We will smash the 2020 Kyoto obligations. We will absolutely smash them, on the latest numbers from the department, by 367 million tonnes. We announced only a few weeks ago how we'll reach the remaining 328 million tonnes we need to achieve for the time period between 2020 and 2030, and we'll achieve that through the $3½ billion Climate Solutions Fund, including the energy efficiency initiatives worth over 50 million tonnes, and of course the Emissions Reduction Fund, with $2 billion committed, which will deliver 102 million tonnes of abatement.

Those opposite announced yesterday not a plan but a tax. They refused to outline the costs of their tax. They want to send your dollars offshore—carbon credits for Kazakhstan! They want to tell you what sort of car you can drive. They want to tell farmers what they can do with their land. And they want to bring back the Rudd-Gillard carbon tax. We stand for Snowy 2.0; those opposite stand for carbon tax 2.0.

Independent modelling by BAEconomics—an adviser to the Hawke-Keating governments and a contributor to three IPCC reports—shows that Labor's 45 per cent emissions reduction target will cost the economy $472 billion, will slash more than 336,000 jobs, particularly in the member for Shortland's electorate—that's where they'll go fastest—will cut the average wage of a worker by $9,000 and will increase wholesale electricity prices by more than 58 per cent. That's alongside increases in the price of cars, fuel, food and everything else that uses energy. The sad reality is that, when you want to whack a tax on energy, everything that has energy in it costs more. That is the reality: everything that has energy in it costs more.

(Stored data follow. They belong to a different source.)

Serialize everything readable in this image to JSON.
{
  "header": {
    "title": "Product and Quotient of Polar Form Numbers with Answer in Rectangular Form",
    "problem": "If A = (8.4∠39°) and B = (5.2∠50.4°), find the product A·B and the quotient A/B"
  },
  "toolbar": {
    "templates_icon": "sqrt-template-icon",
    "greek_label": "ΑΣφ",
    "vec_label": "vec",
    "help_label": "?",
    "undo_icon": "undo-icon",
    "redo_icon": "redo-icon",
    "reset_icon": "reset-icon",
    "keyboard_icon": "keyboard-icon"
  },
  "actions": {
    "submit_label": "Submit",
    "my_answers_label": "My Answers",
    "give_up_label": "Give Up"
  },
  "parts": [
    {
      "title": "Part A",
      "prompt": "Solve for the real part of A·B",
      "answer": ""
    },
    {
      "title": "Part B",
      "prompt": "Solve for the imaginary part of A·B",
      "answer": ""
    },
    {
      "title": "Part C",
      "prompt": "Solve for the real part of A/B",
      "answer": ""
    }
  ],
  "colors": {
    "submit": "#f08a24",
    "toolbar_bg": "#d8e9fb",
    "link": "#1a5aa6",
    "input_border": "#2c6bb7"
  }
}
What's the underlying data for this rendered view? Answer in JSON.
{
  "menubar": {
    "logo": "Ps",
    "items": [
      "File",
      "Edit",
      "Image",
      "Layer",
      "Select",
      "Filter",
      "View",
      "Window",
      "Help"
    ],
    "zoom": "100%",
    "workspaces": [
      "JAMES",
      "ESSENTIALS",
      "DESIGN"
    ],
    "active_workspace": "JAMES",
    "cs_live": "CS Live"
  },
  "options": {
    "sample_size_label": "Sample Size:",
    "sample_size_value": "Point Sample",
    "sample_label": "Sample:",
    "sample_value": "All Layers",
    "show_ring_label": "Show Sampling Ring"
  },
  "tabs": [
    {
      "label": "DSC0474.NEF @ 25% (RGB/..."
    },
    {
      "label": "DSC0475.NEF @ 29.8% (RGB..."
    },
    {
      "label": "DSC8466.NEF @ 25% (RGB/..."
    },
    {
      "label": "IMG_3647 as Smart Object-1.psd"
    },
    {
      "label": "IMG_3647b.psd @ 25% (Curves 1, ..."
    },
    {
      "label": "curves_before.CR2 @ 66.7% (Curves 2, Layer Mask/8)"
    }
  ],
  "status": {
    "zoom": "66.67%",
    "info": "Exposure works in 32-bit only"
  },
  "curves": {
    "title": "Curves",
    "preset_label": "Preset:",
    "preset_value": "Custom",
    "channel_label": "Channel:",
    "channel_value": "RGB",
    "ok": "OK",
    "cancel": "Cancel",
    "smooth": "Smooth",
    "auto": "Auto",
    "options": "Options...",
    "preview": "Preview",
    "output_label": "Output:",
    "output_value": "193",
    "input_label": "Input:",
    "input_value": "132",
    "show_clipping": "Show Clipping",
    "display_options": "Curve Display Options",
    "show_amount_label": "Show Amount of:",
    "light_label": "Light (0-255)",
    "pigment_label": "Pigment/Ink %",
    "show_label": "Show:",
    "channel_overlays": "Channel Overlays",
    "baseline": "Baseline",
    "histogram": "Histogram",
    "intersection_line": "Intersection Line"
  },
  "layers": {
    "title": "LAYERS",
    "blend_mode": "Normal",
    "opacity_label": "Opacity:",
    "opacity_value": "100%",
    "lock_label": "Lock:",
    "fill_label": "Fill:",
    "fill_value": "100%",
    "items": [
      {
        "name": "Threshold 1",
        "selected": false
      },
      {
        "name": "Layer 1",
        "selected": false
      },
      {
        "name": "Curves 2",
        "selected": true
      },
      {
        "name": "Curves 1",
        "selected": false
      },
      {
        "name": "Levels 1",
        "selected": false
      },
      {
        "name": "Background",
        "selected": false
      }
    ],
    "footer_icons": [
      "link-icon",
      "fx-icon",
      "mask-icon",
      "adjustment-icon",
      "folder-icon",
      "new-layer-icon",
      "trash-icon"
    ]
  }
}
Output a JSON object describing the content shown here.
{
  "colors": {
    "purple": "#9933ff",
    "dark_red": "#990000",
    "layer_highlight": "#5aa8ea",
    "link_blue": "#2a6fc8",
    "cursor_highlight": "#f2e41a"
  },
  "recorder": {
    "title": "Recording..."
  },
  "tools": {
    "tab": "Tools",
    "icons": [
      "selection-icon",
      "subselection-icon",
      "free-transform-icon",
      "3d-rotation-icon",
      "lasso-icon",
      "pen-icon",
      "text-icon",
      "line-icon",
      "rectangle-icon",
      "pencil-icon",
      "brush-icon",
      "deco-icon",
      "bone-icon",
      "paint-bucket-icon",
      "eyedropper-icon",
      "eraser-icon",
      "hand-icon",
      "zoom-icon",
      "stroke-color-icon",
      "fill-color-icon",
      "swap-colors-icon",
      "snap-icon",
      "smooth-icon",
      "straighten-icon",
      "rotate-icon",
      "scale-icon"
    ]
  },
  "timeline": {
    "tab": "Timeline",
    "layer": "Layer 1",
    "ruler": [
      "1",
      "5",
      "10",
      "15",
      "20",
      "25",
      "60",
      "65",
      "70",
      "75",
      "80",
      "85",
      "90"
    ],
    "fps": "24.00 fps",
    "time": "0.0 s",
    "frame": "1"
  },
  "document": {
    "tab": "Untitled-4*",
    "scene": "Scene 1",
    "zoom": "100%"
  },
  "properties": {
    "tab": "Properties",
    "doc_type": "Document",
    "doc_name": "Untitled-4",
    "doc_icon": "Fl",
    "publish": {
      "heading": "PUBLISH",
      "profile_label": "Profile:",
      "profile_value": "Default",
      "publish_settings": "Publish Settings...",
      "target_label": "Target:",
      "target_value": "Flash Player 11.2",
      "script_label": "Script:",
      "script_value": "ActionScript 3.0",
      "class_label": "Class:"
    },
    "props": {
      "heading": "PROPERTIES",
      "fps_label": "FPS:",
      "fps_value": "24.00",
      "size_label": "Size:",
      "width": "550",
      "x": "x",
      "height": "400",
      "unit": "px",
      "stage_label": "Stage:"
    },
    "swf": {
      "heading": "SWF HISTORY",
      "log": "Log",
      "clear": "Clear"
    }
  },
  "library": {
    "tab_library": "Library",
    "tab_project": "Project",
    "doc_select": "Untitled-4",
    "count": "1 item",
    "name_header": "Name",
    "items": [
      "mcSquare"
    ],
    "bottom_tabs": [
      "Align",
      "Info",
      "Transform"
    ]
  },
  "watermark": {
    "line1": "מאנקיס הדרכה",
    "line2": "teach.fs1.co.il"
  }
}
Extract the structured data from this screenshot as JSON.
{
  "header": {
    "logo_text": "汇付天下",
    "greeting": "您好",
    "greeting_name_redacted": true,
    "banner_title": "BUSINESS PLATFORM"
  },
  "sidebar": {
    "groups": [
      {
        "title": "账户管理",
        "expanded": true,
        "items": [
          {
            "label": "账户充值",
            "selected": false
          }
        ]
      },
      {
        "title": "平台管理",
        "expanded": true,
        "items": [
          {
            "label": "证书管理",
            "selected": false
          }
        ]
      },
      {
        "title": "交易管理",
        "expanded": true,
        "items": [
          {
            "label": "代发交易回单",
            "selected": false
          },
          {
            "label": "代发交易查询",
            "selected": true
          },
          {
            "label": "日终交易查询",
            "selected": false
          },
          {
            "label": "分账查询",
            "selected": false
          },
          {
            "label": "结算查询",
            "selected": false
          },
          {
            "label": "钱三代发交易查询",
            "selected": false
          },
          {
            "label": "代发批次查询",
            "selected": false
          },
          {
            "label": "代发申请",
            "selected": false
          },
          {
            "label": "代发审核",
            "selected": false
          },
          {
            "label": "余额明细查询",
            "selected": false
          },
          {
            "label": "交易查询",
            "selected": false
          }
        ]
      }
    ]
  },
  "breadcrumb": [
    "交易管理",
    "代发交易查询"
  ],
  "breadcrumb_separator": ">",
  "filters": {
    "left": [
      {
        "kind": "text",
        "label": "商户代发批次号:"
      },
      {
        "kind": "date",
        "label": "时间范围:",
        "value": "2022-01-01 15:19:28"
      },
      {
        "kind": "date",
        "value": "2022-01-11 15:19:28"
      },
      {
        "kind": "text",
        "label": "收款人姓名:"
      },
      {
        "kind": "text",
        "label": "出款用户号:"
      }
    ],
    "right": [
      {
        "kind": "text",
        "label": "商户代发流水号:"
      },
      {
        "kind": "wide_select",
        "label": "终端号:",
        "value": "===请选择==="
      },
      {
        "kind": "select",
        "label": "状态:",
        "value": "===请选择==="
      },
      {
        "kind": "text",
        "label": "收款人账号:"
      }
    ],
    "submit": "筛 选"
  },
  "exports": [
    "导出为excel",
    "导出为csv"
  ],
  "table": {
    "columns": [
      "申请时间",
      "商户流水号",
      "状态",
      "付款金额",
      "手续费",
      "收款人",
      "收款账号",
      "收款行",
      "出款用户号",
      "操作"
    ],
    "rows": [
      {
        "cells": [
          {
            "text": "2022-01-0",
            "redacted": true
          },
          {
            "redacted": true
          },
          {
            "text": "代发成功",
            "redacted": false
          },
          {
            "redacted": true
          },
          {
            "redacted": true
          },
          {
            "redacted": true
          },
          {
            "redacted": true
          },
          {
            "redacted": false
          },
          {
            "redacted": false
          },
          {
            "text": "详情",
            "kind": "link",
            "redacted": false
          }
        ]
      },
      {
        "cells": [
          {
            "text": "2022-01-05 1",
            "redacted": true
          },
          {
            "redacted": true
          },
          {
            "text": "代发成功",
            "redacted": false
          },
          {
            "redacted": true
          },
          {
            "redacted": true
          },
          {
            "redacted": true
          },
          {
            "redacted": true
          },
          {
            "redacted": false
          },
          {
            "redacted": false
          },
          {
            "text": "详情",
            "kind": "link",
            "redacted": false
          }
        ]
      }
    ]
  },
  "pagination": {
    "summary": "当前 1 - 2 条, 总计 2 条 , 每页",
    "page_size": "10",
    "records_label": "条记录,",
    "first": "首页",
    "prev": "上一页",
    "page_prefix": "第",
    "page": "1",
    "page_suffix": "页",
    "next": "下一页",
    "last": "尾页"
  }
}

The 2016 Centre for International Economics report, which looked at Labor's policies on the vehicle side, concluded that an average vehicle would increase in cost by up to $5,000. They're not explaining that to the Australian people, nor are they explaining what this means for the average Australian's car. A Toyota HiLux, the most popular vehicle in Australia—certainly in my electorate it is very popular, and I'm sure it's popular in the electorates of a number of people behind me—emits 200 to 240 grams per kilometre. What are we going to do? Are the tradies going to be driving Priuses? What's going to happen to the SUV? You would think that if you bought an electric vehicle you might get by, but it turns out—we did a bit of work on this earlier today—that a Tesla emits 178 grams per kilometre. So even a Tesla doesn't get there. So extraordinary is the shadow minister's policy that, when asked whether he was going to buy an electric car, he decided he wasn't going to answer the question. Well, he's quite right, because it's not going to reduce emissions. At 180 grams per kilometre, it's actually not going to help, but at least he understands that. He may, in the coming days before the election, fess up to the costs of your carbon tax, fess up to the costs of your policies and fess up to the impacts on the average Australian of your disastrous and absolutely inappropriate targets—the impacts they'll have on all of us.